Aber ist das alles noch Hil­fe und wer soll sie tun? Unter ande­rem Wir. Das ist heu­te die Grup­pe der Jun­gen Alten. In der Demo­gra­phie-For­schung hat es sich ein­ge­bür­gert, von „Alters­ko­hor­ten“ zu spre­chen. Für eine bestimm­te Jahr­gangs­grup­pe tref­fen gemein­sa­me Merk­ma­le zu: Die heu­ti­ge Kohor­te der Jun­gen Alten umfasst die Jahr­gän­ge 1941 bis 1954 – also um 70 her­um –, sie müs­sen nicht mehr arbei­ten, sind noch eini­ger­ma­ßen gesund und ver­fü­gen noch über aus­rei­chen­de Geld­mit­tel. Sie füh­len sich ihrer Kohor­te gegen­über ver­ant­wort­lich und wol­len aktiv ein­grei­fen. Die 68er gehö­ren dazu, aber sie waren damals eine Min­der­heit und sind es bis heu­te geblie­ben. Es gibt vie­le Ein­zel­kämp­fer unter ihnen und erst all­mäh­lich wächst der Zusam­men­schluss zu soli­da­ri­schem Han­deln. Die­se Kohor­te wird Trä­ger zukünf­ti­ger Ent­wick­lun­gen sein. Nach oben schlie­ßen sich die um 85jährigen als ‚mitt­le­re Alte’ an und die Kohor­te der ‚alten Alten’ geht bis ans Lebens­en­de. Nach unten drän­gen die ‚Baby­boo­mer’ nach, sie sind vie­le. „1964 bin ich gebo­ren“, sagt einer stolz, „und mit mir wei­te­re 1,2 Mil­lio­nen. Wir machen, was wir wol­len und für euch Älte­re inter­es­sie­ren wir uns nicht!“ Recht hat er aus sei­ner Sicht, wir aus unse­rer (Ich bin Jahr­gang 1941) machen es genauso.

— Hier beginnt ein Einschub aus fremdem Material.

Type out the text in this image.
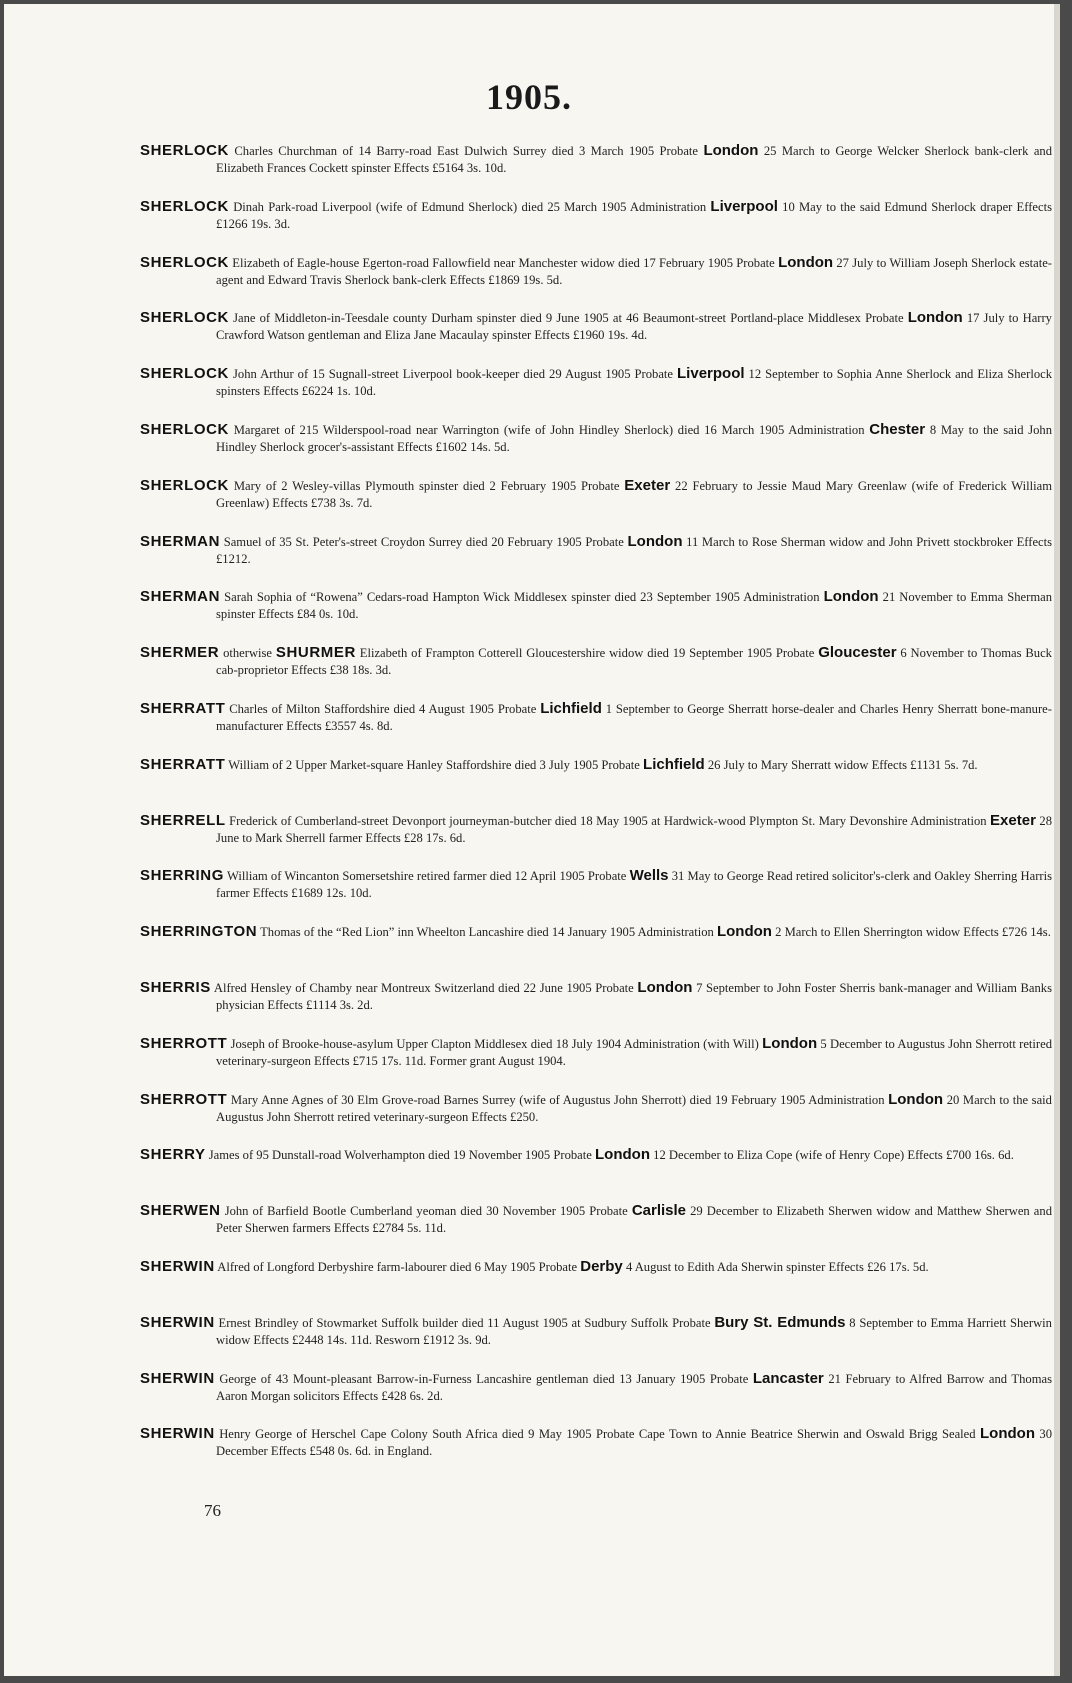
1905.
SHERLOCK Charles Churchman of 14 Barry-road East Dulwich Surrey died 3 March 1905 Probate London 25 March to George Welcker Sherlock bank-clerk and Elizabeth Frances Cockett spinster Effects £5164 3s. 10d.
SHERLOCK Dinah Park-road Liverpool (wife of Edmund Sherlock) died 25 March 1905 Administration Liverpool 10 May to the said Edmund Sherlock draper Effects £1266 19s. 3d.
SHERLOCK Elizabeth of Eagle-house Egerton-road Fallowfield near Manchester widow died 17 February 1905 Probate London 27 July to William Joseph Sherlock estate-agent and Edward Travis Sherlock bank-clerk Effects £1869 19s. 5d.
SHERLOCK Jane of Middleton-in-Teesdale county Durham spinster died 9 June 1905 at 46 Beaumont-street Portland-place Middlesex Probate London 17 July to Harry Crawford Watson gentleman and Eliza Jane Macaulay spinster Effects £1960 19s. 4d.
SHERLOCK John Arthur of 15 Sugnall-street Liverpool book-keeper died 29 August 1905 Probate Liverpool 12 September to Sophia Anne Sherlock and Eliza Sherlock spinsters Effects £6224 1s. 10d.
SHERLOCK Margaret of 215 Wilderspool-road near Warrington (wife of John Hindley Sherlock) died 16 March 1905 Administration Chester 8 May to the said John Hindley Sherlock grocer's-assistant Effects £1602 14s. 5d.
SHERLOCK Mary of 2 Wesley-villas Plymouth spinster died 2 February 1905 Probate Exeter 22 February to Jessie Maud Mary Greenlaw (wife of Frederick William Greenlaw) Effects £738 3s. 7d.
SHERMAN Samuel of 35 St. Peter's-street Croydon Surrey died 20 February 1905 Probate London 11 March to Rose Sherman widow and John Privett stockbroker Effects £1212.
SHERMAN Sarah Sophia of “Rowena” Cedars-road Hampton Wick Middlesex spinster died 23 September 1905 Administration London 21 November to Emma Sherman spinster Effects £84 0s. 10d.
SHERMER otherwise SHURMER Elizabeth of Frampton Cotterell Gloucestershire widow died 19 September 1905 Probate Gloucester 6 November to Thomas Buck cab-proprietor Effects £38 18s. 3d.
SHERRATT Charles of Milton Staffordshire died 4 August 1905 Probate Lichfield 1 September to George Sherratt horse-dealer and Charles Henry Sherratt bone-manure-manufacturer Effects £3557 4s. 8d.
SHERRATT William of 2 Upper Market-square Hanley Staffordshire died 3 July 1905 Probate Lichfield 26 July to Mary Sherratt widow Effects £1131 5s. 7d.
SHERRELL Frederick of Cumberland-street Devonport journeyman-butcher died 18 May 1905 at Hardwick-wood Plympton St. Mary Devonshire Administration Exeter 28 June to Mark Sherrell farmer Effects £28 17s. 6d.
SHERRING William of Wincanton Somersetshire retired farmer died 12 April 1905 Probate Wells 31 May to George Read retired solicitor's-clerk and Oakley Sherring Harris farmer Effects £1689 12s. 10d.
SHERRINGTON Thomas of the “Red Lion” inn Wheelton Lancashire died 14 January 1905 Administration London 2 March to Ellen Sherrington widow Effects £726 14s.
SHERRIS Alfred Hensley of Chamby near Montreux Switzerland died 22 June 1905 Probate London 7 September to John Foster Sherris bank-manager and William Banks physician Effects £1114 3s. 2d.
SHERROTT Joseph of Brooke-house-asylum Upper Clapton Middlesex died 18 July 1904 Administration (with Will) London 5 December to Augustus John Sherrott retired veterinary-surgeon Effects £715 17s. 11d. Former grant August 1904.
SHERROTT Mary Anne Agnes of 30 Elm Grove-road Barnes Surrey (wife of Augustus John Sherrott) died 19 February 1905 Administration London 20 March to the said Augustus John Sherrott retired veterinary-surgeon Effects £250.
SHERRY James of 95 Dunstall-road Wolverhampton died 19 November 1905 Probate London 12 December to Eliza Cope (wife of Henry Cope) Effects £700 16s. 6d.
SHERWEN John of Barfield Bootle Cumberland yeoman died 30 November 1905 Probate Carlisle 29 December to Elizabeth Sherwen widow and Matthew Sherwen and Peter Sherwen farmers Effects £2784 5s. 11d.
SHERWIN Alfred of Longford Derbyshire farm-labourer died 6 May 1905 Probate Derby 4 August to Edith Ada Sherwin spinster Effects £26 17s. 5d.
SHERWIN Ernest Brindley of Stowmarket Suffolk builder died 11 August 1905 at Sudbury Suffolk Probate Bury St. Edmunds 8 September to Emma Harriett Sherwin widow Effects £2448 14s. 11d. Resworn £1912 3s. 9d.
SHERWIN George of 43 Mount-pleasant Barrow-in-Furness Lancashire gentleman died 13 January 1905 Probate Lancaster 21 February to Alfred Barrow and Thomas Aaron Morgan solicitors Effects £428 6s. 2d.
SHERWIN Henry George of Herschel Cape Colony South Africa died 9 May 1905 Probate Cape Town to Annie Beatrice Sherwin and Oswald Brigg Sealed London 30 December Effects £548 0s. 6d. in England.
76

Und für mei­ne Kohor­te bedeu­tet es, dass wir unser akti­ves, auto­no­mes und selb­stän­di­ges Han­deln mit der Hil­fe, die wir geben, aus­ba­lan­cie­ren müs­sen. „Altern in Balan­ce?! – Psy­chi­sche Gesund­heit im Alter“ lau­te­te der Titel einer Ver­an­stal­tung in Bre­men. Dabei geht es um die Aus­ta­rie­rung des Lebens ins­ge­samt. Das ist dann eigent­lich kei­ne ‚Hil­fe’ mehr – das ist Zusam­men­le­ben! Die bei­den Begrif­fe durch­drin­gen sich und heben sich auf. So zeigt sich erst im Alter, dass es nicht auf das gegen- oder neben­ein­an­der von ‚pro­fes­sio­nel­len’ Diens­ten und ‚nor­ma­len’ Hil­fe­leis­tun­gen im All­tag ankommt, son­dern auf das Mit­ein­an­der-Leben in Wür­de. Das ist ein Bei­trag der Alten für die Gesell­schaft, der so ihre Chan­ce erhält, die Gegen­wart mit der Zukunft auszubalancieren.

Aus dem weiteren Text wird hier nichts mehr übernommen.